Il nuovo collegamento via terra permetterà di raggiungere Pechino in una decina di giorni e a costi competitivi. Inoltre c’è da aspettarsi che si verifichino ricadute positive sui paesi attraversati dalla nuova arteria stradale, visto che il pezzo di strada a quattro corsie già realizzato in Kazakhstan, ha comportato un aumento del traffico merci del 60 per cento rispetto all’anno precedente.
Tratto della Via della Seta realizzato da Salini Impregilo in Kyzylorda (Kazakhstan)
La nuova Via della seta coinvolge un’area dove vive il 70 per cento della popolazione mondiale, produce il 55 per cento del Pil globale, e possiede il 75 per cento delle riserve energetiche conosciute. Comprensibile che ci sia più di qualcuno che guarda con interesse all’evoluzione della faccenda. Il governo cinese ci crede molto e ne ha fatto il perno di un progetto (One belt, One road, una cintura, una strada), lanciato nel 2013, con l’obiettivo di rilanciare le antiche e gloriose rotte commerciali. La neonata Banca per gli investimenti per le infrastrutture asiatica (Biia), fortemente voluta da Pechino, metterà sul piatto un capitale iniziale di 100 miliardi di dollari. I primi prestiti dovrebbero partire già nella prima metà del 2016. All’operazione Biia partecipano 57 Paesi, fra cui l’Italia che ha sottoscritto una quota del 2,6 per cento della banca multilaterale. I più freddi di tutti, per il momento, appaiono i russi che, anche a causa degli sviluppi politici delle loro relazioni con i paesi Ue, hanno rallentato la parte dei lavori che li riguarda, ovvero i 2.233 chilometri (su 8.445) necessari per arrivare al porto di San Pietroburgo.
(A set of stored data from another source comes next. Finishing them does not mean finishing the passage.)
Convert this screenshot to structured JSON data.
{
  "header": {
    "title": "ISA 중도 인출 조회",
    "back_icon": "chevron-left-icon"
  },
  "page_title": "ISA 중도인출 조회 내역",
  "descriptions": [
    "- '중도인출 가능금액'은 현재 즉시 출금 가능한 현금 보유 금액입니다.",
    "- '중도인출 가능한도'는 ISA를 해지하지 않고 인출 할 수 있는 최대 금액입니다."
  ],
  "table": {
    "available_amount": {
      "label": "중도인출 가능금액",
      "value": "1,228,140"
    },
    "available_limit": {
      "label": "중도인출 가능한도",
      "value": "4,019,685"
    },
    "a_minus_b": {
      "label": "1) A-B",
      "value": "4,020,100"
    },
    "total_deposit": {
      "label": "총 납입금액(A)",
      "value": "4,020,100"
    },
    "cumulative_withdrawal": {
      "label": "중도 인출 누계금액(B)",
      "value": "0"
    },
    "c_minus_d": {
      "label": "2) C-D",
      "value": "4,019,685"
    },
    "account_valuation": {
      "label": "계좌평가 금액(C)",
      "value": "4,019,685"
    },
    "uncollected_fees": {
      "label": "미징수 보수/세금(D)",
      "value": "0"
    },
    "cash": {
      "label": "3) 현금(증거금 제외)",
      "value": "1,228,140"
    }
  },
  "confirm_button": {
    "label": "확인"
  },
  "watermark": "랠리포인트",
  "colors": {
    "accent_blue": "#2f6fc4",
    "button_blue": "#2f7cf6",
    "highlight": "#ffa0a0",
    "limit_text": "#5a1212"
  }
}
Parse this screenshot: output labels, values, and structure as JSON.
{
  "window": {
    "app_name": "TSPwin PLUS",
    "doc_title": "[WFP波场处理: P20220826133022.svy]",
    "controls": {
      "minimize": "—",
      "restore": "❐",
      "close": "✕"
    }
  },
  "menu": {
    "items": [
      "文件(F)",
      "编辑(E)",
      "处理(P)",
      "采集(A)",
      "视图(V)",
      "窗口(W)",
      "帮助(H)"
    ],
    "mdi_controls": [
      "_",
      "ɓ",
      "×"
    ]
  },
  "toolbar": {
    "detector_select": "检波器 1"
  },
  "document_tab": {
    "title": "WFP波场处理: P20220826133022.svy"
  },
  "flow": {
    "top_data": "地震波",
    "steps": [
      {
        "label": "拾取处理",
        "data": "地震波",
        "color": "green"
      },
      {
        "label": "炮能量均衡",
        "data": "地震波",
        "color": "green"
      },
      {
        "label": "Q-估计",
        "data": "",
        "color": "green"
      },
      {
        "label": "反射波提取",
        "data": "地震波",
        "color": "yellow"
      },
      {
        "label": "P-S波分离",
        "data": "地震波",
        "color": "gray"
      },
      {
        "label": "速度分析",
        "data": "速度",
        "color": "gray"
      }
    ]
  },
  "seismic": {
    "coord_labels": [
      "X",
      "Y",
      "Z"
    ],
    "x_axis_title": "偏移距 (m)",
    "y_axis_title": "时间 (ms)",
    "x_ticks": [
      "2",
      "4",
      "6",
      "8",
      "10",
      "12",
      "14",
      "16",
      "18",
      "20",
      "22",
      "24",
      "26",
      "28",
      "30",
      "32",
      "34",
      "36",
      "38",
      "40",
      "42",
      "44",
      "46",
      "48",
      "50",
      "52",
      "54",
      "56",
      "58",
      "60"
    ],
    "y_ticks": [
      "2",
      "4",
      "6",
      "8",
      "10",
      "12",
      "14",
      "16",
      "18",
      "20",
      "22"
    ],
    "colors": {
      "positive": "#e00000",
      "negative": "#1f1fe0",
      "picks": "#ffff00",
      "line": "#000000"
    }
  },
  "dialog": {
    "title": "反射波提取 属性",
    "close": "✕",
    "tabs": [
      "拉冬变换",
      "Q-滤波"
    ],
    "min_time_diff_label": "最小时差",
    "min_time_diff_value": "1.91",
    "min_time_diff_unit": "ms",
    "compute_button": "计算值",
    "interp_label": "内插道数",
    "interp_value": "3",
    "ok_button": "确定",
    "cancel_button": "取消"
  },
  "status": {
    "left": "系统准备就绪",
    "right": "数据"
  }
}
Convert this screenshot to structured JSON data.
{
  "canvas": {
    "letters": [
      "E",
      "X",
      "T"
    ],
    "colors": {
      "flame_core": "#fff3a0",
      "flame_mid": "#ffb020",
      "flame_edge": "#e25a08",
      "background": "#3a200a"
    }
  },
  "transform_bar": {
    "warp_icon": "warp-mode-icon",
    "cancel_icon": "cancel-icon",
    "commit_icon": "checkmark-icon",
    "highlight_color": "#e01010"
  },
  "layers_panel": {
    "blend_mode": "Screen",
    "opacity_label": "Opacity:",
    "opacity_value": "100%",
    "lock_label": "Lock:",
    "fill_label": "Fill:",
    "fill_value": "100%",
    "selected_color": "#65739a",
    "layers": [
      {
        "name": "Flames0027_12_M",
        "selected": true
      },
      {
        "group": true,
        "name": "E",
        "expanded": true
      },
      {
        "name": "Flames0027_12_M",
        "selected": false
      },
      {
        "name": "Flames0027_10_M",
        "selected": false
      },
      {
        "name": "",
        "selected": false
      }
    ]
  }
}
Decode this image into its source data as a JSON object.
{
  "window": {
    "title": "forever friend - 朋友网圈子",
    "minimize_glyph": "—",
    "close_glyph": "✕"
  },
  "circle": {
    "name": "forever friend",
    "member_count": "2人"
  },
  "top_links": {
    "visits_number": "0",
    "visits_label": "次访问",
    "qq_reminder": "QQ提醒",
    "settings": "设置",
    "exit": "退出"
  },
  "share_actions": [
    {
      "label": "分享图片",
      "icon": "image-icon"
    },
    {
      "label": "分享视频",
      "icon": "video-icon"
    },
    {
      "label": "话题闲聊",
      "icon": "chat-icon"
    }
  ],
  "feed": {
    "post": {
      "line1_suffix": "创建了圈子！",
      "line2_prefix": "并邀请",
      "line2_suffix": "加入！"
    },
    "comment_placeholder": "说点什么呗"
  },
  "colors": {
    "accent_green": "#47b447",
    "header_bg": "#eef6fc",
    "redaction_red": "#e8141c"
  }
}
La fine lavori per quanto riguarda questo tratto è prevista nel 2020.
Chi invece sta cercando di terminare le opere quante prima è il Kazakhstan. Anche qui ci sono stati dei rallentamenti, dovuti all’abbassarsi del prezzo del petrolio e quindi alla conseguente diminuzione delle entrate del grande stato centro asiatico. Ma il governo di Astana ha deciso di procedere in ogni caso e quindi dall’anno prossimo il paese sarà quantomeno collegato al Golfo Persico e potrà accrescere in modo significativo le esportazioni di grano verso l’Iran. La parte kazaka della nuova Via della seta è lunga 2.787 chilometri e prevede un investimento complessivo di 75 miliardi di dollari Usa. Sarà un’arteria a quattro corsie che permetterà una velocità di percorrenza di 120 chilometri all’ora.
Gran parte della rete viaria del Kazakhstan risale ai tempi dell’Unione Sovietica e non è stata rinnovata, lasciando questo vastissimo territorio in una grave crisi infrastrutturale. Tra l’altro il cattivo stato delle strade ha causato un continuo aumento degli incidenti. Ora si sta rimediando e nel biennio 2016-2018 è previsto un finanziamento di 14 miliardi di dollari Usa dedicati alle infrastrutture. Di tutto questo reticolo stradale, la Via della seta costituisce la parte più importante e il presidente kazako, Nursultan Nazarbayev, ha dichiarato di puntare a un incremento del passaggio di merci lungo questa arteria fino a 30 milioni di tonnellate all’anno.
Esiste anche una parte ferroviaria della nuova Via della seta: nel 2015 il porto di Rotterdam, in Olanda, ha visto arrivare i primi container giunti in treno direttamente dalla Cina. I 10.800 chilometri di ferrovia che uniscono Chongqing, in Cina, a Duisburg, in Germania, permettono, per esempio, alla Hewlett Packard di connettere i suoi clienti europei con le fabbriche cinesi. Al ritorno i carri ferroviari trasportano auto di lusso europee destinate al mercato del gigante asiatico. Le cose non sono semplicissime perché i paesi coinvolti sono in tutto una quarantina e i convogli ferroviari devono cambiare due volte i carrelli per via dei diversi scartamenti dei binari di Russia, Bielorussia, Mongolia e Kazakhstan, rispetto a quelli cinesi e del resto d’Europa. Anche per questi motivi la via automobilistica risulterebbe più veloce, oltre a essere più breve di 2400 chilometri, che pochi non sono. Rispetto ai 300 giorni necessari per andare dall’Europa alla Cina ai tempi di Marco Polo, di strada se n’è fatta parecchia.